Frobisher archaeologists meet elders in Iqaluit
As priceless archaeological sites in Frobisher Bay are disappearing due to erosion, a team of archealogical experts met in Iqaluit this week to talk about these historic sites.
IQALUIT Erosion is carrying away archaeological evidence of Martin Frobisher’s voyages to Baffin Island, but Inuit elders in the area are keeping the knowledge of those expeditions alive.
Lucassie Nowdlak is a descendent of one of Frobisher’s crew members. He and his nephew, Inookie Adamie, are the only surviving members of his family and they are among the few Inuit who have carried on the oral history of the time their ancestors gazed out across the water to see Frobisher’s masted ships.
“I’m sure it was bewildering and frightening to see such strange people and I’m sure there was a bit of conflict that first time,” Adamie said during a weekend meeting in Iqaluit to discuss Frobisher’s voyages. “I’m assuming that. This is what I used to hear from the older people who carried on this oral knowledge.”
Nowdlak and Adamie, both born near Kodlunarn Island, have been an integral part of the research into Frobisher’s three voyages from 1576-78.
Researchers were in Iqaluit to report on their historical and archaeological findings in the Meta Incognita Peninsula, in southern Baffin Island.
Kodlunarn (an English corruption of the work “qallunaaq”) Island is located at the outer part of Frobisher Bay.
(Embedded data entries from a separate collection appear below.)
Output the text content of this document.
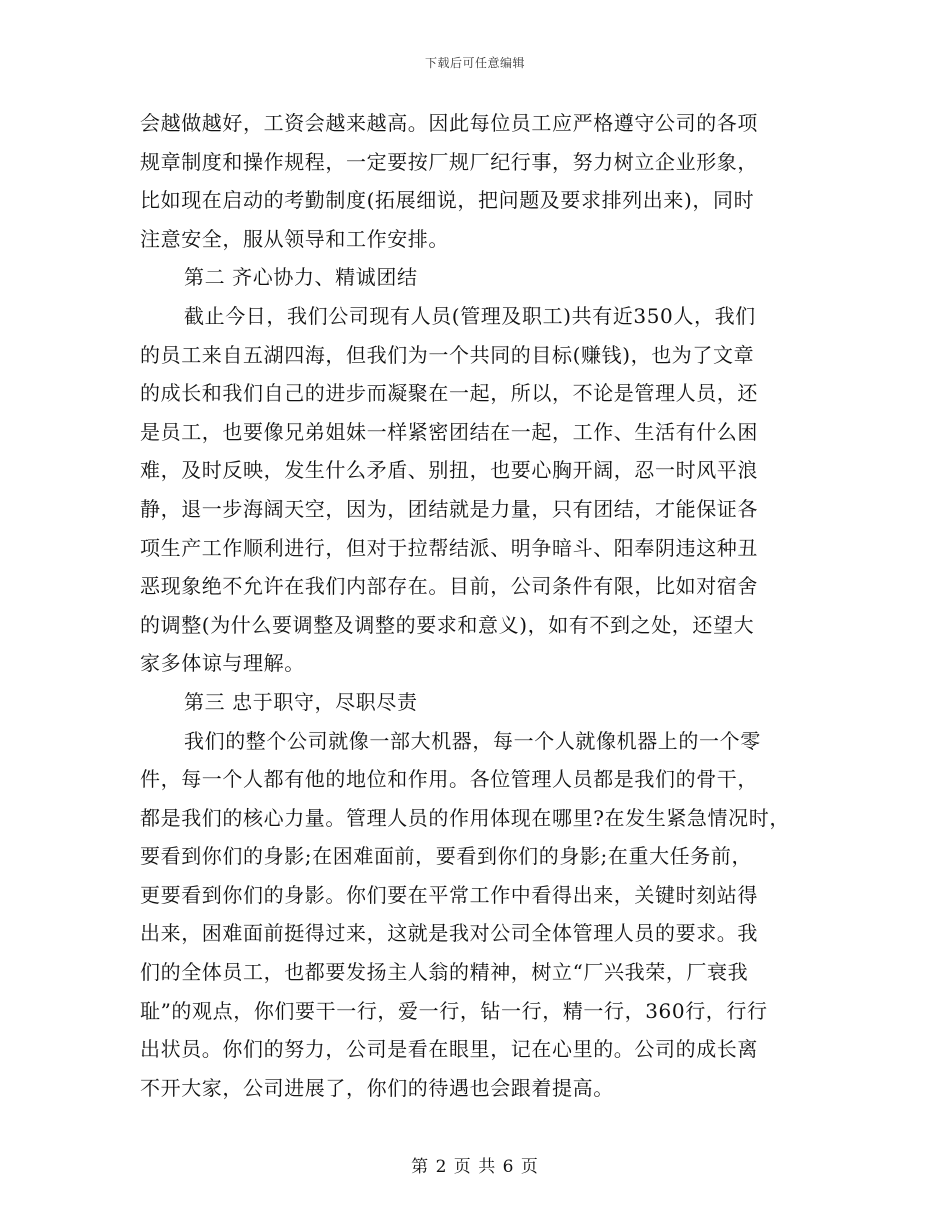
下载后可任意编辑
会越做越好，工资会越来越高。因此每位员工应严格遵守公司的各项
规章制度和操作规程，一定要按厂规厂纪行事，努力树立企业形象，
比如现在启动的考勤制度(拓展细说，把问题及要求排列出来)，同时
注意安全，服从领导和工作安排。
第二 齐心协力、精诚团结
截止今日，我们公司现有人员(管理及职工)共有近350人，我们
的员工来自五湖四海，但我们为一个共同的目标(赚钱)，也为了文章
的成长和我们自己的进步而凝聚在一起，所以，不论是管理人员，还
是员工，也要像兄弟姐妹一样紧密团结在一起，工作、生活有什么困
难，及时反映，发生什么矛盾、别扭，也要心胸开阔，忍一时风平浪
静，退一步海阔天空，因为，团结就是力量，只有团结，才能保证各
项生产工作顺利进行，但对于拉帮结派、明争暗斗、阳奉阴违这种丑
恶现象绝不允许在我们内部存在。目前，公司条件有限，比如对宿舍
的调整(为什么要调整及调整的要求和意义)，如有不到之处，还望大
家多体谅与理解。
第三 忠于职守，尽职尽责
我们的整个公司就像一部大机器，每一个人就像机器上的一个零
件，每一个人都有他的地位和作用。各位管理人员都是我们的骨干，
都是我们的核心力量。管理人员的作用体现在哪里?在发生紧急情况时，
要看到你们的身影;在困难面前，要看到你们的身影;在重大任务前，
更要看到你们的身影。你们要在平常工作中看得出来，关键时刻站得
出来，困难面前挺得过来，这就是我对公司全体管理人员的要求。我
们的全体员工，也都要发扬主人翁的精神，树立“厂兴我荣，厂衰我
耻”的观点，你们要干一行，爱一行，钻一行，精一行，360行，行行
出状员。你们的努力，公司是看在眼里，记在心里的。公司的成长离
不开大家，公司进展了，你们的待遇也会跟着提高。
第 2 页 共 6 页
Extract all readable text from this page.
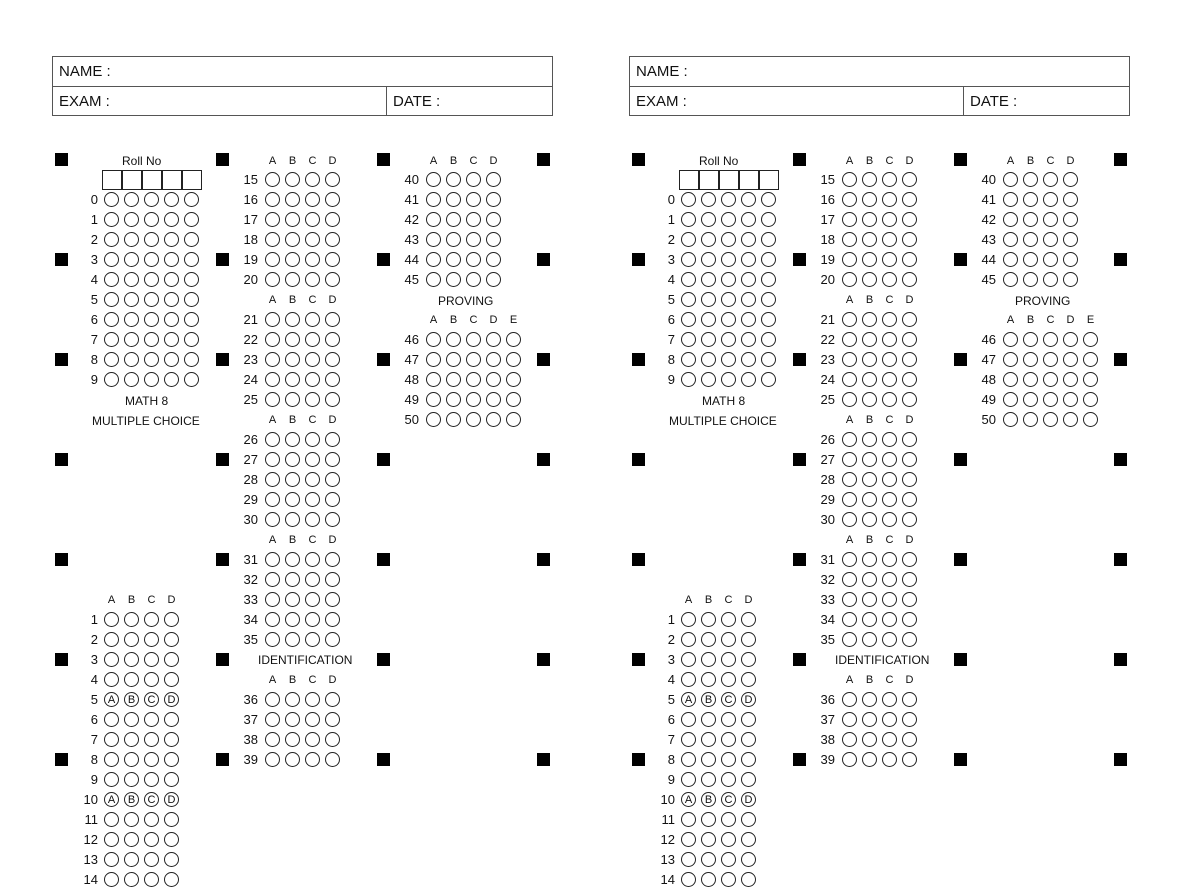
NAME :
EXAM :	DATE :
Roll No
0
1
2
3
4
5
6
7
8
9
MATH 8
MULTIPLE CHOICE
A	B	C	D
1
2
3
4
5 A	B	C	D
6
7
8
9
10 A	B	C	D
11
12
13
14
A	B	C	D
15
16
17
18
19
20
A	B	C	D
21
22
23
24
25
A	B	C	D
26
27
28
29
30
A	B	C	D
31
32
33
34
35
IDENTIFICATION
A	B	C	D
36
37
38
39
A	B	C	D
40
41
42
43
44
45
PROVING
A	B	C	D	E
46
47
48
49
50
NAME :
EXAM :	DATE :
Roll No
0
1
2
3
4
5
6
7
8
9
MATH 8
MULTIPLE CHOICE
A	B	C	D
1
2
3
4
5 A	B	C	D
6
7
8
9
10 A	B	C	D
11
12
13
14
A	B	C	D
15
16
17
18
19
20
A	B	C	D
21
22
23
24
25
A	B	C	D
26
27
28
29
30
A	B	C	D
31
32
33
34
35
IDENTIFICATION
A	B	C	D
36
37
38
39
A	B	C	D
40
41
42
43
44
45
PROVING
A	B	C	D	E
46
47
48
49
50
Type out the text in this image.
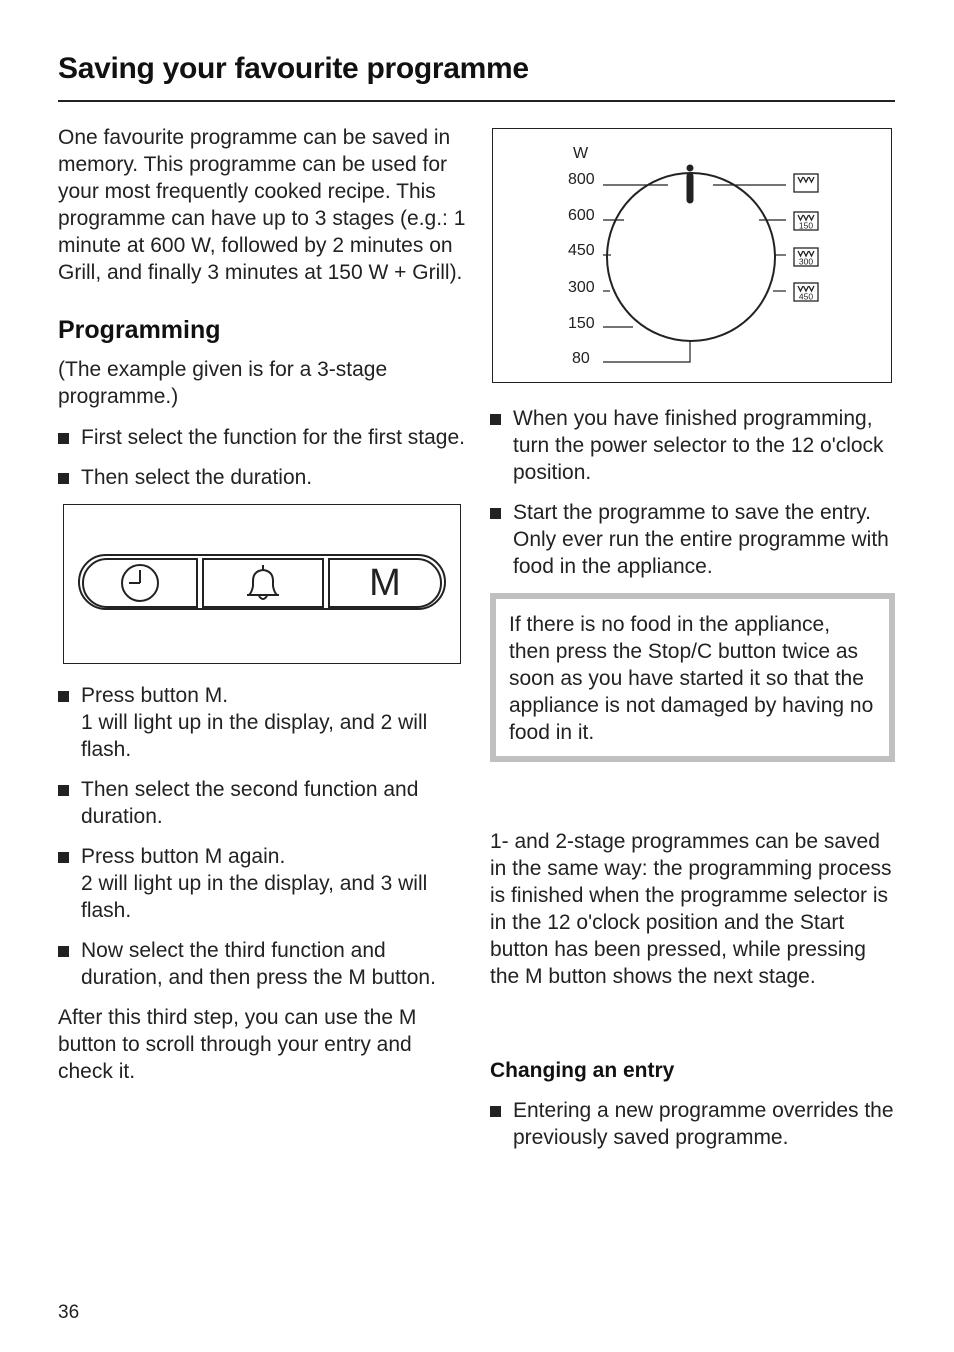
Saving your favourite programme

One favourite programme can be saved in memory. This programme can be used for your most frequently cooked recipe. This programme can have up to 3 stages (e.g.: 1 minute at 600 W, followed by 2 minutes on Grill, and finally 3 minutes at 150 W + Grill).

Programming

(The example given is for a 3-stage programme.)

First select the function for the first stage.
Then select the duration.
M
Press button M.
1 will light up in the display, and 2 will flash.
Then select the second function and duration.
Press button M again.
2 will light up in the display, and 3 will flash.
Now select the third function and duration, and then press the M button.

After this third step, you can use the M button to scroll through your entry and check it.

W
800
600
450
300
150
80
150
300
450
When you have finished programming, turn the power selector to the 12 o'clock position.
Start the programme to save the entry. Only ever run the entire programme with food in the appliance.
If there is no food in the appliance, then press the Stop/C button twice as soon as you have started it so that the appliance is not damaged by having no food in it.

1- and 2-stage programmes can be saved in the same way: the programming process is finished when the programme selector is in the 12 o'clock position and the Start button has been pressed, while pressing the M button shows the next stage.

Changing an entry
Entering a new programme overrides the previously saved programme.
36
It was the base of operations for the English explorer. Designated a national historic site in 1964, it’s the centre of most of the current research.
“It seems recent, though it was a long time ago,” Nowdlak told those gathered at the parish hall. “My ancestors were around that area. They used to tell stories about what had happened. I know my mother was one of the children of those white people around that area.”
A race against time
William Fitzhugh of the Smithsonian Institute has been part of a team of national and international scholars and researchers who’ve been studying Frobisher’s voyages. The Smithsonian Institute carried out four years of research in the area, which Fitzhugh says is a race against time.
“This region on the outer part of Baffin Island is sinking,” Fitzhugh said. “The sea levels are rising. It makes archaeology in the outer bay more essential to learn about while it still exists because so much has been lost to erosion.”
For example, he said, there are no archaeological artifacts from visits by Dutch whalers in the 1600-1700s. Fitzhugh suggested a “little ice age” has erased that evidence.
“It’s a serious problem with the preservation of archaeological sites,” he added.
Professor Thomas Symons, co-founder of Trent University and a member of the Meta Incognita Project Steering Committee, has also been active in the research being carried out in the area.
“The Frobisher experience, that was so remarkable, has been so completely forgotten for centuries,” Symons said.
He said research into the Frobisher expeditions has cast light on studies into Elizabethan shipbuilding and navigation, intercultural relations, geography, cartography, mining and metallurgy, music and heritage conservation.
Historical site protection
As interest in the Meta Incognita Peninsula builds, the steering committee is examining ways to protect the historical sites. Members of the committee feel the preservation of the remaining archaeological sites should take precedence in a management plan. The committee is looking for suggestions from the public, as well as researchers, as it develops this plan.
The Canadian Museum of Civilization plans to publish two volumes detailing the work that has been carried out in the area. Reports dealing with archaeological and oral history will also be published.